Segundo Jamille Sena, o vício em jogos não afeta apenas o jogador, mas desestrutura famílias inteiras.
Em entrevista ao programa Cidade em Pauta, da rádio Nordeste FM (95,3), a psicanalista Jamille Sena abordou o tema “Vícios em jogos de azar: entre a dopamina e a compulsão”, destacando os impactos emocionais e familiares provocados por esse tipo de dependência e anunciando o evento Psicologia em Pauta, que acontecerá neste sábado (18), no Hotel Ibis, em Feira de Santana.
Jamille explicou como o prazer gerado pelo jogo está diretamente ligado à produção de dopamina no cérebro, o chamado “hormônio do prazer”.
“A dopamina é justamente o hormônio que dá prazer, que traz felicidade. Quando o cérebro está cansado, ansioso, cheio de vozes e preocupações, o jogo oferece um alívio momentâneo. É nesse ponto que nasce a compulsão”, explicou.
Segundo a psicanalista, o vício em jogos não afeta apenas o jogador, mas desestrutura famílias inteiras.
“Não é só o sujeito que se destrói, as famílias também acabam se desestruturando. São brigas, dívidas e rupturas que muitas vezes só são percebidas quando o problema já está muito avançado”, alertou.
Jamille destacou ainda que, na maioria dos casos, pessoas com transtornos de ansiedade generalizada e histórico familiar de dependência estão mais propensas a desenvolver o vício.
“São pessoas que já vivem em um ritmo acelerado, ansiosas, e que podem ter no histórico familiar casos de vício em álcool ou drogas. O jogo surge como uma fuga do sofrimento e da sobrecarga emocional”, disse.
Ela chamou atenção também para o crescimento dos jogos online e apostas esportivas, que têm alcançado públicos cada vez mais jovens.

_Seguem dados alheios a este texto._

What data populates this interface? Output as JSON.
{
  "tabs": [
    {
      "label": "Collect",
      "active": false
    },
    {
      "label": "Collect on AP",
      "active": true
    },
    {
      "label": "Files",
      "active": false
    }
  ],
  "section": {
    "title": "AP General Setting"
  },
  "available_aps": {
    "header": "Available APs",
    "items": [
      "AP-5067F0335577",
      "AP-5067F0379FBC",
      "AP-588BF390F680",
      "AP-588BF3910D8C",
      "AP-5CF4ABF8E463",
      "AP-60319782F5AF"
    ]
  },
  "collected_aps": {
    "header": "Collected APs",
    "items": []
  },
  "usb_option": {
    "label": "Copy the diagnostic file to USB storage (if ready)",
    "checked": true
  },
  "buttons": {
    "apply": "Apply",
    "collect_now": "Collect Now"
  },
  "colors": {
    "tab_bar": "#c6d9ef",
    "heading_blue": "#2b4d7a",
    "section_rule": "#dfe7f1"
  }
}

“Hoje vemos até crianças viciadas em jogos de celular que parecem inofensivos. Os pais, muitas vezes, dão o aparelho para distrair, mas o uso excessivo de telas pode criar um padrão de dependência desde cedo”, alertou Jamille.
Questionada sobre a relação entre o vício em jogos e outras dependências, como o álcool e as drogas, ela afirmou que há uma conexão direta.
“Quando o ser humano está destruído emocionalmente, busca algo que o tire da realidade. Tanto o álcool quanto as drogas agem no sistema frontal do cérebro, onde estão as regras e a moralidade. A pessoa perde o controle e acredita que pode tudo”, explicou.
Para Jamille, o vício em jogos deve ser tratado como uma doença, que exige acompanhamento profissional e compreensão da sociedade.
“As pessoas julgam o jogador compulsivo, chamam de preguiçoso, mas ele está em sofrimento. É uma condição patológica que precisa de tratamento e escuta qualificada”, destacou.
A psicanalista também aproveitou a entrevista para convidar o público a participar do evento Psicologia em Pauta, que será realizado neste sábado (18), das 8h às 18h, no Hotel Ibis, em Feira de Santana.
“O evento é voltado para estudantes, profissionais da área de saúde e familiares que convivem com alguém nessa situação. Será um dia inteiro de palestras e rodas de conversa para esclarecer e debater o tema”, informou.
As inscrições podem ser feitas pelo Instagram @seminariopsicologiaempauta ou pelo telefone (75) 98132-8009.
“O mais importante é entender que sempre há saída. O tratamento é possível, e a ajuda profissional faz toda a diferença”, concluiu Jamille Sena.